Stephen's story

Stephen's story

Perhaps our most important attribute is empathy, addressing the loneliness of cancer by walking alongside the traveller.

I am a colorectal cancer survivor. My local hospital asked me to set up a peer support group.  We planned a launch in spring 2020, but so did COVID-19.  Suddenly my local health team were redeployed and there was no-one for me to liaise with. The project was dead.

Or was it?  I realised that COVID was not going to stop people getting cancer and the isolation of lockdown would generate an even greater demand for support.  An online element was always part of the plan, but when face-to-face meetings were out of the question, online became the most important element.

How does one do this?  I could find no guidelines or templates for support groups.  I just had to try it and see.  I took advice from other groups and set up Bowel Cancer Support Group UK on Facebook in March 2020

At first, all screening and diagnostic tests were on hold, so our membership was very small.  Then in September 2020 colonoscopies restarted and we saw an exponential rise in numbers for a couple of months. We now get 40-60 new members per week.
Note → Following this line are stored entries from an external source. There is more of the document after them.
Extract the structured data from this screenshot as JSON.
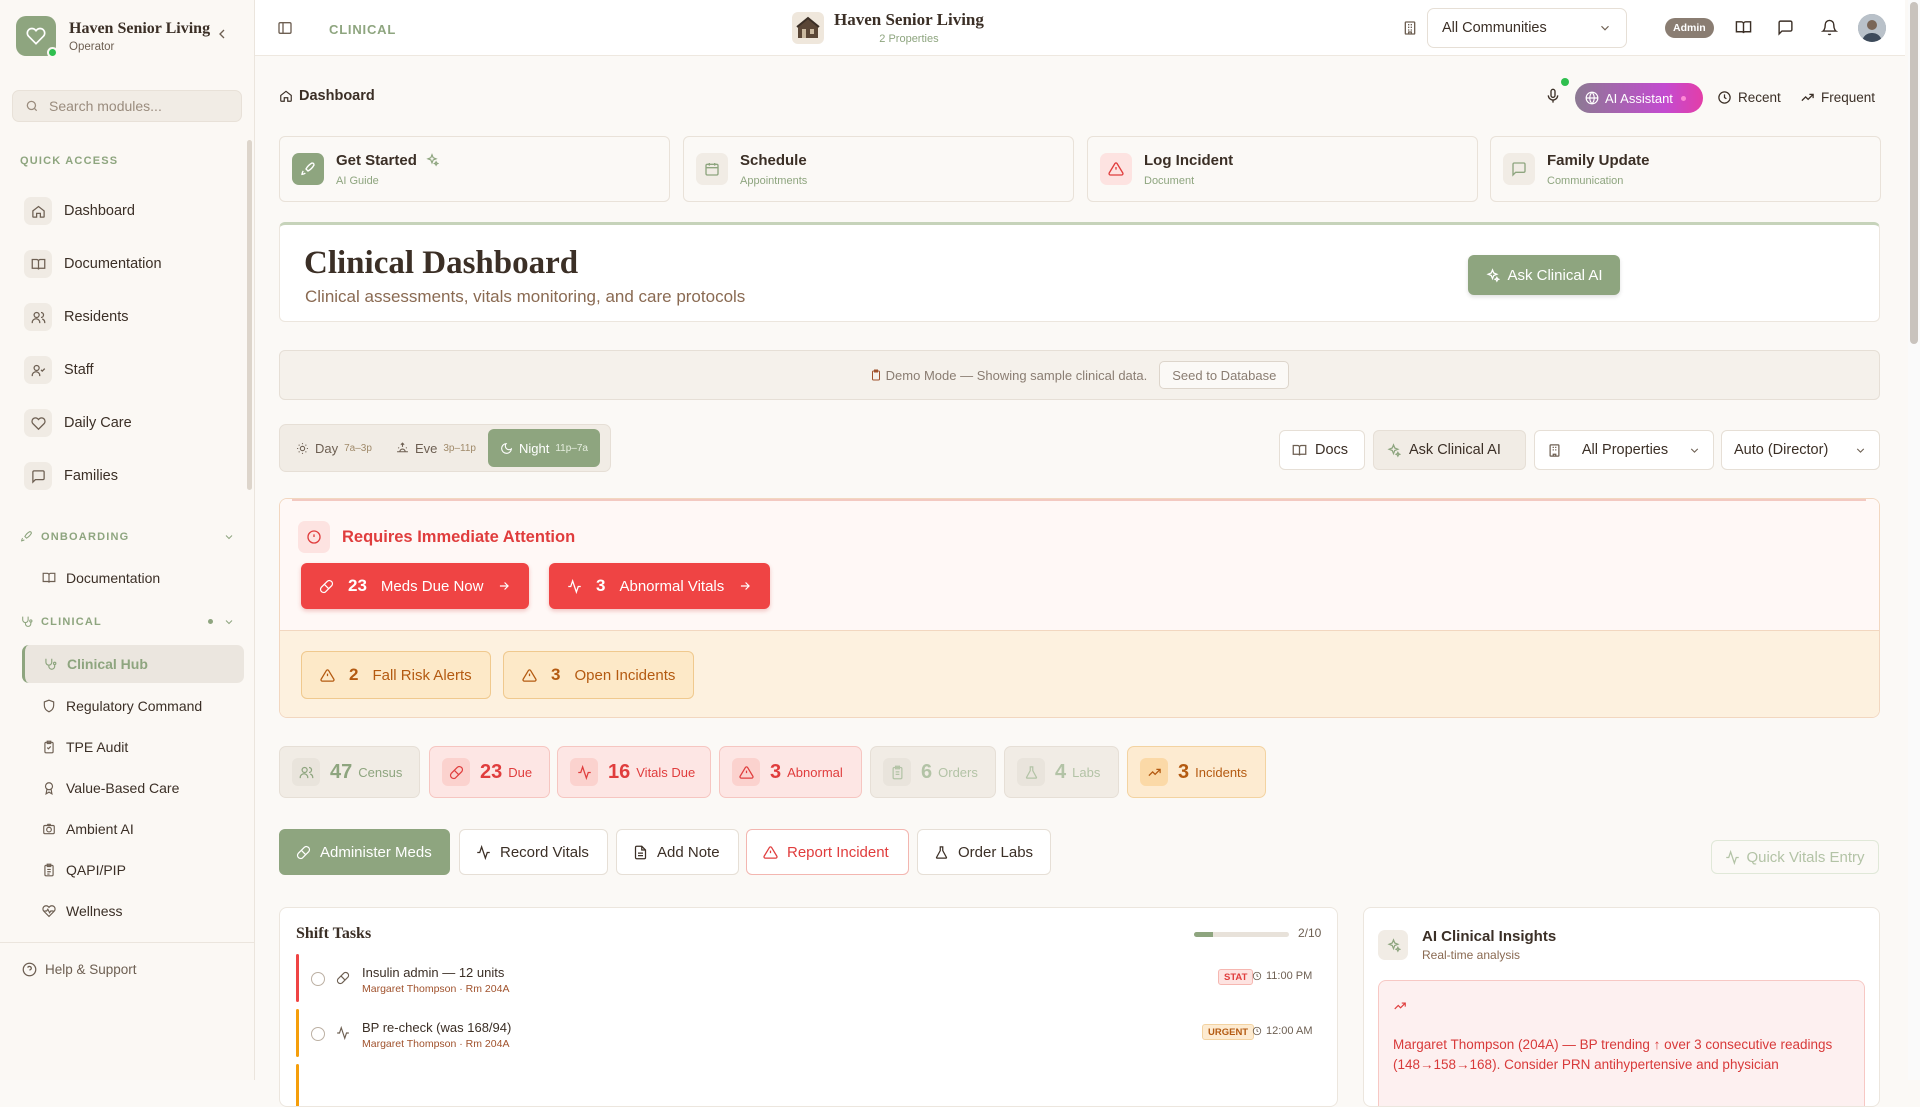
{
  "sidebar": {
    "brand_name": "Haven Senior Living",
    "brand_role": "Operator",
    "search_placeholder": "Search modules...",
    "quick_access_label": "QUICK ACCESS",
    "quick_access": [
      {
        "label": "Dashboard",
        "icon": "home-icon"
      },
      {
        "label": "Documentation",
        "icon": "book-icon"
      },
      {
        "label": "Residents",
        "icon": "users-icon"
      },
      {
        "label": "Staff",
        "icon": "user-check-icon"
      },
      {
        "label": "Daily Care",
        "icon": "heart-icon"
      },
      {
        "label": "Families",
        "icon": "message-icon"
      }
    ],
    "onboarding_label": "ONBOARDING",
    "onboarding_items": [
      {
        "label": "Documentation",
        "icon": "book-icon"
      }
    ],
    "clinical_label": "CLINICAL",
    "clinical_items": [
      {
        "label": "Clinical Hub",
        "icon": "stethoscope-icon",
        "active": true
      },
      {
        "label": "Regulatory Command",
        "icon": "shield-icon"
      },
      {
        "label": "TPE Audit",
        "icon": "clipboard-icon"
      },
      {
        "label": "Value-Based Care",
        "icon": "award-icon"
      },
      {
        "label": "Ambient AI",
        "icon": "camera-icon"
      },
      {
        "label": "QAPI/PIP",
        "icon": "clipboard-list-icon"
      },
      {
        "label": "Wellness",
        "icon": "heart-pulse-icon"
      }
    ],
    "help_label": "Help & Support"
  },
  "topbar": {
    "crumb": "CLINICAL",
    "org_name": "Haven Senior Living",
    "org_sub": "2 Properties",
    "community_select": "All Communities",
    "admin_badge": "Admin"
  },
  "header": {
    "breadcrumb": "Dashboard",
    "ai_assistant": "AI Assistant",
    "recent": "Recent",
    "frequent": "Frequent"
  },
  "quick_cards": [
    {
      "title": "Get Started",
      "sub": "AI Guide"
    },
    {
      "title": "Schedule",
      "sub": "Appointments"
    },
    {
      "title": "Log Incident",
      "sub": "Document"
    },
    {
      "title": "Family Update",
      "sub": "Communication"
    }
  ],
  "hero": {
    "title": "Clinical Dashboard",
    "subtitle": "Clinical assessments, vitals monitoring, and care protocols",
    "cta": "Ask Clinical AI"
  },
  "demo": {
    "text": "Demo Mode — Showing sample clinical data.",
    "seed": "Seed to Database"
  },
  "shifts": [
    {
      "label": "Day",
      "hours": "7a–3p",
      "active": false
    },
    {
      "label": "Eve",
      "hours": "3p–11p",
      "active": false
    },
    {
      "label": "Night",
      "hours": "11p–7a",
      "active": true
    }
  ],
  "controls": {
    "docs": "Docs",
    "ask": "Ask Clinical AI",
    "properties": "All Properties",
    "role": "Auto (Director)"
  },
  "attention": {
    "title": "Requires Immediate Attention",
    "urgent": [
      {
        "count": "23",
        "label": "Meds Due Now"
      },
      {
        "count": "3",
        "label": "Abnormal Vitals"
      }
    ],
    "warnings": [
      {
        "count": "2",
        "label": "Fall Risk Alerts"
      },
      {
        "count": "3",
        "label": "Open Incidents"
      }
    ]
  },
  "stats": [
    {
      "value": "47",
      "label": "Census"
    },
    {
      "value": "23",
      "label": "Due"
    },
    {
      "value": "16",
      "label": "Vitals Due"
    },
    {
      "value": "3",
      "label": "Abnormal"
    },
    {
      "value": "6",
      "label": "Orders"
    },
    {
      "value": "4",
      "label": "Labs"
    },
    {
      "value": "3",
      "label": "Incidents"
    }
  ],
  "actions": {
    "administer": "Administer Meds",
    "vitals": "Record Vitals",
    "note": "Add Note",
    "incident": "Report Incident",
    "labs": "Order Labs",
    "quick_vitals": "Quick Vitals Entry"
  },
  "tasks": {
    "title": "Shift Tasks",
    "progress_text": "2/10",
    "progress_fraction": 0.2,
    "items": [
      {
        "title": "Insulin admin — 12 units",
        "sub": "Margaret Thompson · Rm 204A",
        "badge": "STAT",
        "time": "11:00 PM"
      },
      {
        "title": "BP re-check (was 168/94)",
        "sub": "Margaret Thompson · Rm 204A",
        "badge": "URGENT",
        "time": "12:00 AM"
      }
    ]
  },
  "insights": {
    "title": "AI Clinical Insights",
    "sub": "Real-time analysis",
    "card_text": "Margaret Thompson (204A) — BP trending ↑ over 3 consecutive readings (148→158→168). Consider PRN antihypertensive and physician"
  },
  "colors": {
    "accent": "#8ea57f",
    "danger": "#ef4444",
    "warning": "#b45a11",
    "text": "#3b2f26"
  }
}
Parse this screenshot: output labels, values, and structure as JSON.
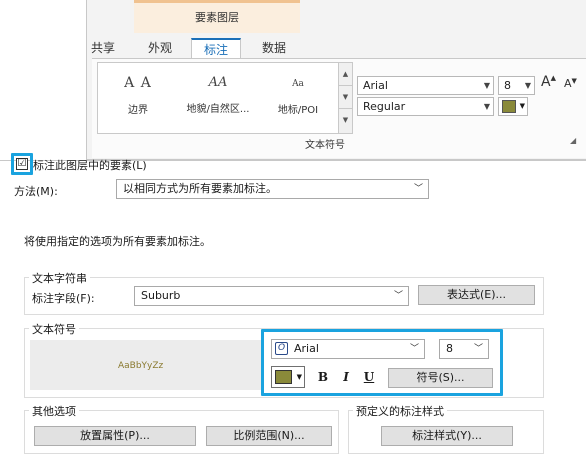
{
  "ribbon": {
    "context_group": "要素图层",
    "tabs": [
      {
        "label": "共享"
      },
      {
        "label": "外观"
      },
      {
        "label": "标注"
      },
      {
        "label": "数据"
      }
    ],
    "gallery": [
      {
        "glyph": "A A",
        "label": "边界"
      },
      {
        "glyph": "AA",
        "label": "地貌/自然区..."
      },
      {
        "glyph": "Aa",
        "label": "地标/POI"
      }
    ],
    "font_name": "Arial",
    "font_size": "8",
    "font_style": "Regular",
    "grow_font": "A",
    "shrink_font": "A",
    "group_label": "文本符号",
    "text_color": "#8a8a3a"
  },
  "dialog": {
    "label_checkbox": "标注此图层中的要素(L)",
    "label_checked": "☑",
    "method_label": "方法(M):",
    "method_value": "以相同方式为所有要素加标注。",
    "info_text": "将使用指定的选项为所有要素加标注。",
    "text_string": {
      "title": "文本字符串",
      "field_label": "标注字段(F):",
      "field_value": "Suburb",
      "expression_button": "表达式(E)..."
    },
    "text_symbol": {
      "title": "文本符号",
      "preview": "AaBbYyZz",
      "font_name": "Arial",
      "font_size": "8",
      "bold": "B",
      "italic": "I",
      "underline": "U",
      "symbol_button": "符号(S)...",
      "color": "#8a8a3a"
    },
    "other_options": {
      "title": "其他选项",
      "placement_button": "放置属性(P)...",
      "scale_button": "比例范围(N)..."
    },
    "predefined": {
      "title": "预定义的标注样式",
      "style_button": "标注样式(Y)..."
    }
  }
}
Online support groups are not without issues.  Doctors are often disparaging about them.  They complain of people demanding treatment for a disease that was ‘diagnosed’ by ‘someone on the internet’.

There are also potential dangers for individuals themselves.  A poorly managed group can easily increase anxiety with ‘war stories’, anti-social behaviour, and the promotion of dangerous ‘alternative’ cancer cures.

Having moderated online groups since the 1980s, I knew that active management and strong rules and guidelines would provide the basis for building a responsible community.  From the outset we have focused on providing the kind of support that we are best qualified to give. As peers we experience and feel things that the clinicians can never know first-hand, this is our unique expertise.  The group is actively managed by a team of volunteer moderators who have been mentored.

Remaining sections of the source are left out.